宮城県公文書館に在職している時、夏休みに小学生がご両親と一緒に公文書館を訪れ、小学生も調べられる地域のことはないかと相談を受けました。そこで明治時代の小学校の図面を出してお子さんが通っている小学校の調査を提案しました。それまでアーカイブズは年配の利用者が使うところであり、小中学生が使うイメージがありませんでしたが、この時、アーカイブズは身近な存在であり、子供が来ていいところ、年齢に関係なくすべての人が利用できる場所である、と認識が変わりました。大仙市アーカイブズでの広報普及活動でも、この経験を活かして、小中学生向けの講座を夏休みに実施しています。

夏休みの子ども向け講座の様子

 

・アーキビストとしてやりがいは何ですか?

アーカイブズがなくとも行政は回りますが、あることで必要な公文書へアクセスしやすくなり、業務の効率がよくなります。またアーカイブズがないと業務の証拠書類が散逸してしまい、分からなくなってしまうこともあると思います。市民側に立って考えると、地域の情報はアーカイブズに聞けば分かるという環境が整っていることが重要だと思います。その中で、自分の知識が職員の業務や利用者のレファレンス対応などで役に立った際には、やりがいを感じます。

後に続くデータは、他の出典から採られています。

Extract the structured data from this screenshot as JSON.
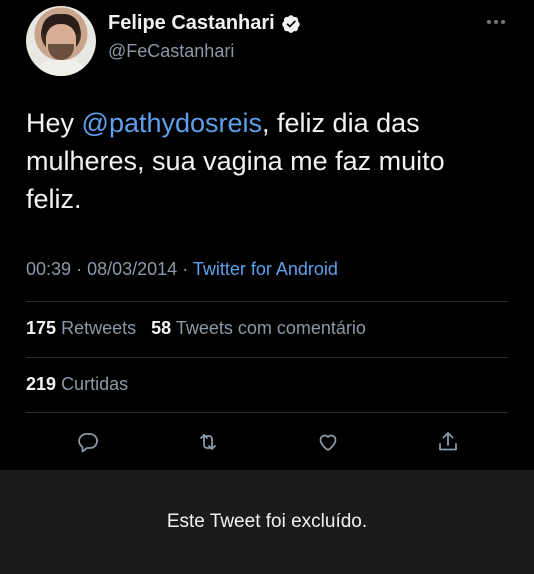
{
  "tweet": {
    "author_name": "Felipe Castanhari",
    "author_handle": "@FeCastanhari",
    "text_before": "Hey ",
    "mention": "@pathydosreis",
    "text_after": ", feliz dia das mulheres,  sua vagina me faz muito feliz.",
    "time": "00:39",
    "date": "08/03/2014",
    "separator": "·",
    "source": "Twitter for Android",
    "retweets_count": "175",
    "retweets_label": "Retweets",
    "quotes_count": "58",
    "quotes_label": "Tweets com comentário",
    "likes_count": "219",
    "likes_label": "Curtidas"
  },
  "icons": {
    "verified": "verified-badge-icon",
    "more": "more-icon",
    "reply": "reply-icon",
    "retweet": "retweet-icon",
    "like": "heart-icon",
    "share": "share-icon"
  },
  "banner": {
    "deleted_text": "Este Tweet foi excluído."
  },
  "colors": {
    "background": "#000000",
    "link": "#5ea0ec",
    "muted": "#8b98a5",
    "banner": "#1b1b1b"
  }
}
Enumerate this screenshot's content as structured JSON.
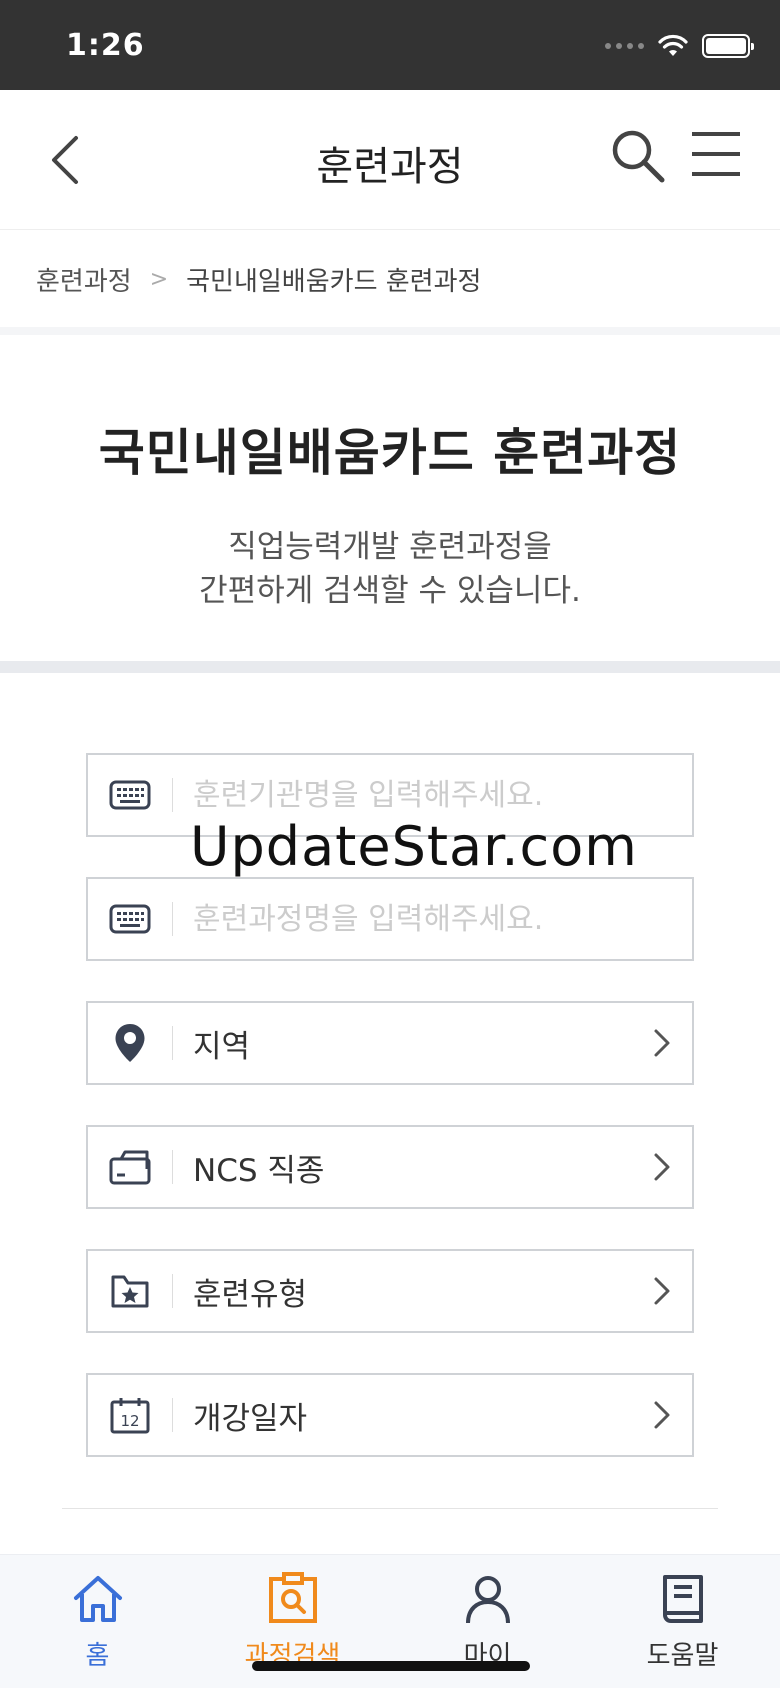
{
  "status": {
    "time": "1:26"
  },
  "nav": {
    "title": "훈련과정"
  },
  "breadcrumb": {
    "root": "훈련과정",
    "current": "국민내일배움카드 훈련과정"
  },
  "hero": {
    "title": "국민내일배움카드 훈련과정",
    "desc_line1": "직업능력개발 훈련과정을",
    "desc_line2": "간편하게 검색할 수 있습니다."
  },
  "form": {
    "institution_placeholder": "훈련기관명을 입력해주세요.",
    "course_placeholder": "훈련과정명을 입력해주세요.",
    "region_label": "지역",
    "ncs_label": "NCS 직종",
    "type_label": "훈련유형",
    "date_label": "개강일자"
  },
  "watermark": "UpdateStar.com",
  "tabs": [
    {
      "label": "홈",
      "icon": "home-icon",
      "color": "#3a6fd8"
    },
    {
      "label": "과정검색",
      "icon": "course-search-icon",
      "color": "#f08a1c"
    },
    {
      "label": "마이",
      "icon": "person-icon",
      "color": "#333333"
    },
    {
      "label": "도움말",
      "icon": "book-icon",
      "color": "#333333"
    }
  ]
}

本当は、学習院大学大学院を修了したら宮城に帰って被災地のために何かしたいとの思いがありました。結果的に大仙市(秋田県)に採用されましたが、今は東北のために何かできることがあるのではないかと思っています。仙台市をはじめ東北でのアーカイブズ設置に関して助言を求められる機会もあり、遠回りでしたが東北、宮城県のアーカイブズ発展に少しは貢献できているのではないかと感じています。

 

4.アーキビストについて

・アーキビストとはどのような人だと思いますか?

自分の経験で言えば、知識が乏しく勉強している段階では、専門職としてはまだまだ未熟であると思います。知識・経験の蓄積により、他の職員に教えられるようになった時、ようやく専門職であると言えるのではないでしょうか。そして自ら自発的に業務を企画し、責任ある立場になってはじめて、アーキビストとして独り立ちできるのではないかと思います。

各アーカイブズに少なくとも正規の専門職が数名必要だと思っています。主体的に企画・実行でき、何かあったときに対応できる体制が必要です。非常勤職員という立場では、いつまで在職しているかもわからず、また個人情報の開示などにも責任は持てません。正規の専門職という立場は動く原動力になると思います。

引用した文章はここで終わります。